Je remercie Javier Troncoso pour notre entretien téléphonique, et le collectif Ad Kimvn pour la mise en relation. En espérant que justice soit faite.

Cela fait bientôt un an que Julia Chuñil Catricura, 72 ans, femme mapuche et défenseuse territoriale a disparu dans la région de Los Ríos, au sud du Chili1. J’apprends sa disparition alors que je suis au Chili pour mon dernier terrain de recherche dans le cadre de ma thèse, qui porte sur l’agir politique de femmes rurales et mapuche autour de la souveraineté alimentaire. Depuis cinq ans maintenant, je m’attache à documenter leurs stratégies de résistance pour la terre, dans un contexte de vulnérabilité socio-écologique intense.

Le 25 novembre 2024, journée internationale de lutte contre les violences faites aux femmes, je rejoins un groupe de femmes mapuche à Temuco. Elles scandent « Ni una menos (Pas une de moins) ». Beaucoup se sont identifiées à Julia. Sur les pancartes qu’elles brandissent, on peut lire : « Donde está ? ¿ Chew muley Julia Chuñil ? (Où est Julia Chuñil ?) ». Dans les territoires mapuche, les violences de genre sont indissociables des violences liées à un modèle de prédation, compris comme « un processus d’accumulation par et dans la destruction »2. Les slogans font écho aux mobilisations contre les disparitions forcées sous la dictature.

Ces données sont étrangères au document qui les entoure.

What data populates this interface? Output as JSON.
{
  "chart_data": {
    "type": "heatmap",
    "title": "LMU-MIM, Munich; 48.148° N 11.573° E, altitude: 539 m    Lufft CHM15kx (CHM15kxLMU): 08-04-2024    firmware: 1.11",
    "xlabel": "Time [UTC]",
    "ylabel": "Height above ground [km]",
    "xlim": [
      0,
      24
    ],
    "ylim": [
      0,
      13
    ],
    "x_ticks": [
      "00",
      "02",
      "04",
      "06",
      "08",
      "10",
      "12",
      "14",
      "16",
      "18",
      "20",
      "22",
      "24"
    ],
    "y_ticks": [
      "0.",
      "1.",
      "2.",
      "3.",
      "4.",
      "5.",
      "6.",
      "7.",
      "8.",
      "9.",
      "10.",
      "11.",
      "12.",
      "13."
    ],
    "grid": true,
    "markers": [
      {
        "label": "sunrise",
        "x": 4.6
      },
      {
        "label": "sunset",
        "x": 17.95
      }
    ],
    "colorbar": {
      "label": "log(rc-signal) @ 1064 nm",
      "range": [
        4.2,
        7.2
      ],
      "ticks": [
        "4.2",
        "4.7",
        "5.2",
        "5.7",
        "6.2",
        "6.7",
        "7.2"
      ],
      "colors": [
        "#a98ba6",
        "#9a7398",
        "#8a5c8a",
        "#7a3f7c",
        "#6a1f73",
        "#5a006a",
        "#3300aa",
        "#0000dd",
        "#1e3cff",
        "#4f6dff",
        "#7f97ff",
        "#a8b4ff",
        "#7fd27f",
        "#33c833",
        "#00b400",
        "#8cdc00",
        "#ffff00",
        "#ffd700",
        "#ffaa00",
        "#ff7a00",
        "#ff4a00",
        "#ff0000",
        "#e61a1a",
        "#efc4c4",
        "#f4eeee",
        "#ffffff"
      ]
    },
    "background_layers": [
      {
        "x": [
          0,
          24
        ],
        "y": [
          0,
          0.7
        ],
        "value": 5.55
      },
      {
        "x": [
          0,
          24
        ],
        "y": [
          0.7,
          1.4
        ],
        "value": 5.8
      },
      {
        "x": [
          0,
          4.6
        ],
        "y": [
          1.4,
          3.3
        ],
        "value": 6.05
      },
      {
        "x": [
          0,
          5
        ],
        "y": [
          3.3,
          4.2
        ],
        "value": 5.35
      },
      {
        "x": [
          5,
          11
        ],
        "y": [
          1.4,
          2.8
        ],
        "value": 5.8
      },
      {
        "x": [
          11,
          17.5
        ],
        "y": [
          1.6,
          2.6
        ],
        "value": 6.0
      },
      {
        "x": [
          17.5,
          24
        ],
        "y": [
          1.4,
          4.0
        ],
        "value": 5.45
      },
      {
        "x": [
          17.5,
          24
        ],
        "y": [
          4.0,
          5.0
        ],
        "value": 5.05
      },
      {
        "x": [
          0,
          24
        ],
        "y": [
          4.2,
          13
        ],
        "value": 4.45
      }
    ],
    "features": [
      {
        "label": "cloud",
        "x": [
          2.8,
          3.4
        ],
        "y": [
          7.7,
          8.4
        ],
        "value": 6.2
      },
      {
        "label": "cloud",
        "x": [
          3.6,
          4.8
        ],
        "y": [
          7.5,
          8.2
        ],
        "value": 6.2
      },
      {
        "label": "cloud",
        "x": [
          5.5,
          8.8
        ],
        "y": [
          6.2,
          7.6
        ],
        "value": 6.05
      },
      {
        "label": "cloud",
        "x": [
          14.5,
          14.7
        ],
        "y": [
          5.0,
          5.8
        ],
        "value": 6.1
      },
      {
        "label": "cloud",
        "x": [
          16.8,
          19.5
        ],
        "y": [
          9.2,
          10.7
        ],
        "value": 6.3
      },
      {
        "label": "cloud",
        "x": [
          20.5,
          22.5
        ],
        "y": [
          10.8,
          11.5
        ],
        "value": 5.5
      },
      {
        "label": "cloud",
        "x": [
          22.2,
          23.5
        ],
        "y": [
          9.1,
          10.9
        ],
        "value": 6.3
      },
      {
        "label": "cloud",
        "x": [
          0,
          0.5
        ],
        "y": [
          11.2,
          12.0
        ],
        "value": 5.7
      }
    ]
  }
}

Julia Chuñil était engagée dans l’amélioration des conditions d’existence de sa communauté, qu’elle présidait. Reconnue dans sa commune, elle œuvrait à la revitalisation de la culture mapuche, notamment à travers sa participation à des trafkintü, nom mapuche donné aux échanges non monétaires de semences, de plantes, d’artisanat et de savoirs. Elle participait aussi à l’organisation de cérémonies mapuche (bien qu’elle soit elle-même évangéliste). Comme beaucoup de femmes mapuche des régions rurales, elle vivait de son activité d’agriculture de subsistance et de la vente des produits de son potager et de ses animaux. Malgré les pressions qu’elle subissait de la part d’un entrepreneur de l’industrie forestière appelé Juan Carlos Morstadt Anwandter, Julia refusait de quitter ses terres. Peu de temps avant sa disparition, elle confiait à sa famille : « S’il m’arrive quelque chose, vous savez déjà qui c’est », en faisant allusion à J. C. Morstadt.

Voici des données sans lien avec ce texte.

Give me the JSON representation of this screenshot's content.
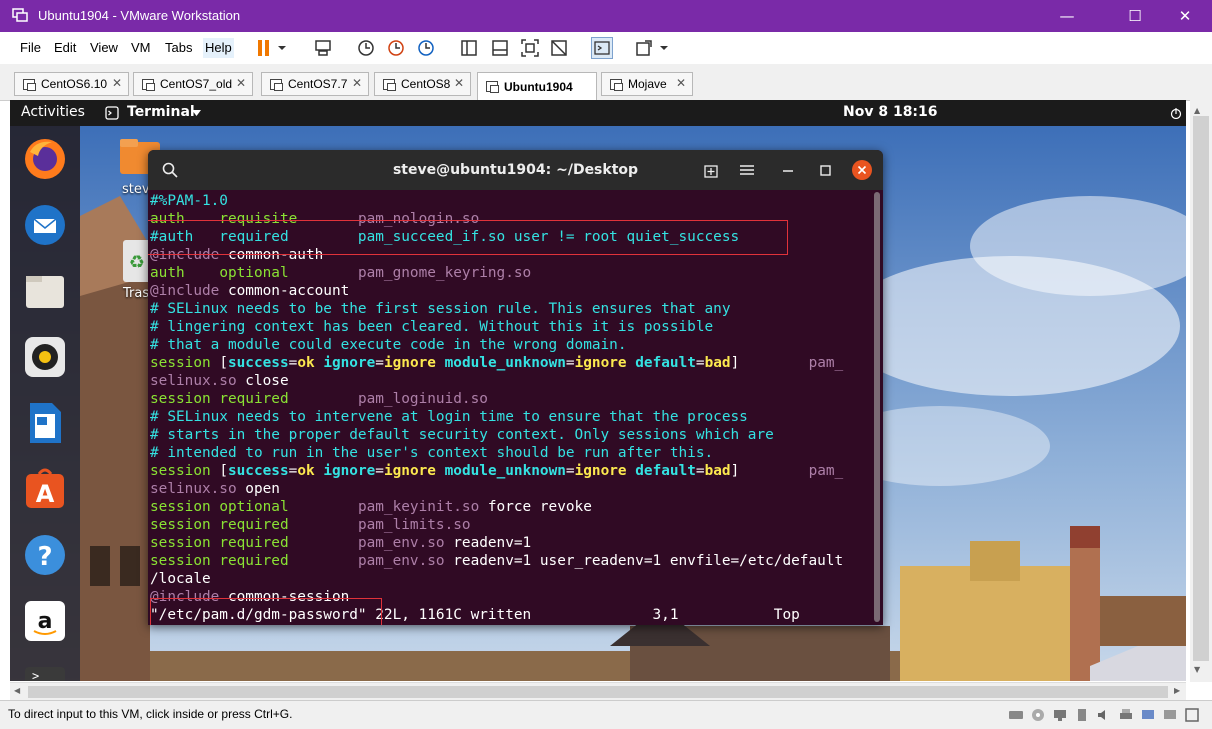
{
  "window": {
    "title": "Ubuntu1904 - VMware Workstation",
    "menu": [
      "File",
      "Edit",
      "View",
      "VM",
      "Tabs",
      "Help"
    ]
  },
  "vm_tabs": [
    {
      "label": "CentOS6.10",
      "active": false
    },
    {
      "label": "CentOS7_old",
      "active": false
    },
    {
      "label": "CentOS7.7",
      "active": false
    },
    {
      "label": "CentOS8",
      "active": false
    },
    {
      "label": "Ubuntu1904",
      "active": true
    },
    {
      "label": "Mojave",
      "active": false
    }
  ],
  "gnome": {
    "activities": "Activities",
    "app_menu": "Terminal",
    "clock": "Nov 8  18:16",
    "desktop_icons": [
      "stev",
      "Tras"
    ]
  },
  "terminal": {
    "title": "steve@ubuntu1904: ~/Desktop",
    "lines": [
      [
        {
          "t": "#%PAM-1.0",
          "c": "cm"
        }
      ],
      [
        {
          "t": "auth    ",
          "c": "gr"
        },
        {
          "t": "requisite       ",
          "c": "gr"
        },
        {
          "t": "pam_nologin.so",
          "c": "mg"
        }
      ],
      [
        {
          "t": "#auth   required        pam_succeed_if.so user != root quiet_success",
          "c": "cm"
        }
      ],
      [
        {
          "t": "@include",
          "c": "mg"
        },
        {
          "t": " common-auth",
          "c": ""
        }
      ],
      [
        {
          "t": "auth    ",
          "c": "gr"
        },
        {
          "t": "optional        ",
          "c": "gr"
        },
        {
          "t": "pam_gnome_keyring.so",
          "c": "mg"
        }
      ],
      [
        {
          "t": "@include",
          "c": "mg"
        },
        {
          "t": " common-account",
          "c": ""
        }
      ],
      [
        {
          "t": "# SELinux needs to be the first session rule. This ensures that any",
          "c": "cm"
        }
      ],
      [
        {
          "t": "# lingering context has been cleared. Without this it is possible",
          "c": "cm"
        }
      ],
      [
        {
          "t": "# that a module could execute code in the wrong domain.",
          "c": "cm"
        }
      ],
      [
        {
          "t": "session ",
          "c": "gr"
        },
        {
          "t": "[",
          "c": ""
        },
        {
          "t": "success",
          "c": "kw bd"
        },
        {
          "t": "=",
          "c": ""
        },
        {
          "t": "ok",
          "c": "yl bd"
        },
        {
          "t": " ",
          "c": ""
        },
        {
          "t": "ignore",
          "c": "kw bd"
        },
        {
          "t": "=",
          "c": ""
        },
        {
          "t": "ignore",
          "c": "yl bd"
        },
        {
          "t": " ",
          "c": ""
        },
        {
          "t": "module_unknown",
          "c": "kw bd"
        },
        {
          "t": "=",
          "c": ""
        },
        {
          "t": "ignore",
          "c": "yl bd"
        },
        {
          "t": " ",
          "c": ""
        },
        {
          "t": "default",
          "c": "kw bd"
        },
        {
          "t": "=",
          "c": ""
        },
        {
          "t": "bad",
          "c": "yl bd"
        },
        {
          "t": "]        ",
          "c": ""
        },
        {
          "t": "pam_",
          "c": "mg"
        }
      ],
      [
        {
          "t": "selinux.so",
          "c": "mg"
        },
        {
          "t": " close",
          "c": ""
        }
      ],
      [
        {
          "t": "session ",
          "c": "gr"
        },
        {
          "t": "required        ",
          "c": "gr"
        },
        {
          "t": "pam_loginuid.so",
          "c": "mg"
        }
      ],
      [
        {
          "t": "# SELinux needs to intervene at login time to ensure that the process",
          "c": "cm"
        }
      ],
      [
        {
          "t": "# starts in the proper default security context. Only sessions which are",
          "c": "cm"
        }
      ],
      [
        {
          "t": "# intended to run in the user's context should be run after this.",
          "c": "cm"
        }
      ],
      [
        {
          "t": "session ",
          "c": "gr"
        },
        {
          "t": "[",
          "c": ""
        },
        {
          "t": "success",
          "c": "kw bd"
        },
        {
          "t": "=",
          "c": ""
        },
        {
          "t": "ok",
          "c": "yl bd"
        },
        {
          "t": " ",
          "c": ""
        },
        {
          "t": "ignore",
          "c": "kw bd"
        },
        {
          "t": "=",
          "c": ""
        },
        {
          "t": "ignore",
          "c": "yl bd"
        },
        {
          "t": " ",
          "c": ""
        },
        {
          "t": "module_unknown",
          "c": "kw bd"
        },
        {
          "t": "=",
          "c": ""
        },
        {
          "t": "ignore",
          "c": "yl bd"
        },
        {
          "t": " ",
          "c": ""
        },
        {
          "t": "default",
          "c": "kw bd"
        },
        {
          "t": "=",
          "c": ""
        },
        {
          "t": "bad",
          "c": "yl bd"
        },
        {
          "t": "]        ",
          "c": ""
        },
        {
          "t": "pam_",
          "c": "mg"
        }
      ],
      [
        {
          "t": "selinux.so",
          "c": "mg"
        },
        {
          "t": " open",
          "c": ""
        }
      ],
      [
        {
          "t": "session ",
          "c": "gr"
        },
        {
          "t": "optional        ",
          "c": "gr"
        },
        {
          "t": "pam_keyinit.so",
          "c": "mg"
        },
        {
          "t": " force revoke",
          "c": ""
        }
      ],
      [
        {
          "t": "session ",
          "c": "gr"
        },
        {
          "t": "required        ",
          "c": "gr"
        },
        {
          "t": "pam_limits.so",
          "c": "mg"
        }
      ],
      [
        {
          "t": "session ",
          "c": "gr"
        },
        {
          "t": "required        ",
          "c": "gr"
        },
        {
          "t": "pam_env.so",
          "c": "mg"
        },
        {
          "t": " readenv=1",
          "c": ""
        }
      ],
      [
        {
          "t": "session ",
          "c": "gr"
        },
        {
          "t": "required        ",
          "c": "gr"
        },
        {
          "t": "pam_env.so",
          "c": "mg"
        },
        {
          "t": " readenv=1 user_readenv=1 envfile=/etc/default",
          "c": ""
        }
      ],
      [
        {
          "t": "/locale",
          "c": ""
        }
      ],
      [
        {
          "t": "@include",
          "c": "mg"
        },
        {
          "t": " common-session",
          "c": ""
        }
      ],
      [
        {
          "t": "\"/etc/pam.d/gdm-password\" 22L, 1161C written              3,1           Top",
          "c": ""
        }
      ]
    ]
  },
  "status": {
    "text": "To direct input to this VM, click inside or press Ctrl+G."
  },
  "colors": {
    "titlebar": "#7a2aa8",
    "terminal_bg": "#300a24",
    "highlight_box": "#e0323a"
  }
}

Depuis sa disparition le 8 novembre 2024, les manifestations pour exiger vérité et justice pour Julia Chuñil se multiplient dans les grandes villes chiliennes – Santiago, Concepción, Valparaiso, Temuco… – et même à l’étranger. Sur les réseaux sociaux, la mobilisation est tout aussi vive. L’artiste Constanza Nahuelpan a même écrit une chanson pour la défenseuse territoriale : « ¿ Chëw Müley Julia Chuñil ?3 ».

Julia Chuñil. Photographie fournie par son fils, Javier Troncoso.

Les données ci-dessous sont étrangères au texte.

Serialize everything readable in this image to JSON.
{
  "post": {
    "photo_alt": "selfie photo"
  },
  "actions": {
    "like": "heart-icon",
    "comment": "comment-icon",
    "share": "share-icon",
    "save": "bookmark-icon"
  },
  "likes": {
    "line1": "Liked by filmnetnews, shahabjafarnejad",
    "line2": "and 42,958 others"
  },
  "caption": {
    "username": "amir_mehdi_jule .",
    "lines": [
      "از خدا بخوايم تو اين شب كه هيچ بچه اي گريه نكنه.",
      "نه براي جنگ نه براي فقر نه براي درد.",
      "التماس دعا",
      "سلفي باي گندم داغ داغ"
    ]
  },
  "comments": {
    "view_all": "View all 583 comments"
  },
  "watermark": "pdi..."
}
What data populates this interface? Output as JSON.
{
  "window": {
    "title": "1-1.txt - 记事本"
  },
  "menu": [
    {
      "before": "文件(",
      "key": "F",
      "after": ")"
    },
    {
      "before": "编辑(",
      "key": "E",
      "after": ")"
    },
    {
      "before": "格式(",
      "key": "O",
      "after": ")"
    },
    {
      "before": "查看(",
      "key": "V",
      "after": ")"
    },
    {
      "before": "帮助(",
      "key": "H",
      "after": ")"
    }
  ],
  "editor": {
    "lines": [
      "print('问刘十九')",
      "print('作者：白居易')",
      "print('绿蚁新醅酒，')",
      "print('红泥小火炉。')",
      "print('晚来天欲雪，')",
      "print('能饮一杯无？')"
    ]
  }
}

Le 8 août 2025, près de 5000 personnes se sont retrouvées à l’Estadio nacional lors d’une journée de solidarité pour Julia Chuñil et sa famille.

Certaines voix dénoncent la violence structurelle perpétrée à l’encontre des femmes, particulièrement présente en Abya Yala4, une problématique analysée par de nombreuses chercheuses féministes telles que la chercheuse Rita Segato5. Les écologistes rappellent l’urgence de protéger les défenseur·ses autochtones et environnementaux, en exigeant l’application effective du traité environnemental dit « accord d’Escazú », ratifié par le Chili en 2022. ANAMURI, l’association nationale de femmes rurales et autochtones, dénonce également le racisme et le colonialisme qui nourrissent les logiques extractivistes menaçant la vie des communautés.

Julia Chuñil est peut-être la victime d’un nouveau féminicide politique, qu’il est urgent de dénoncer et de nommer.

La disparition de Julia Chuñil ravive le débat sur la répression des défenseur·ses de l’environnement, en particulier en contexte autochtone. Julia Chuñil est peut-être la victime d’un nouveau féminicide politique, qu’il est urgent de dénoncer et de nommer. Les luttes portées par les femmes autochtones, qu’elles soient autour de pratiques politiques « discrètes », ou luttes plus frontales, restent encore trop invisibilisées. L’image romantique de « gardiennes de la nature » ne rend pas justice à la complexité de leurs combats et de leurs stratégies multiples.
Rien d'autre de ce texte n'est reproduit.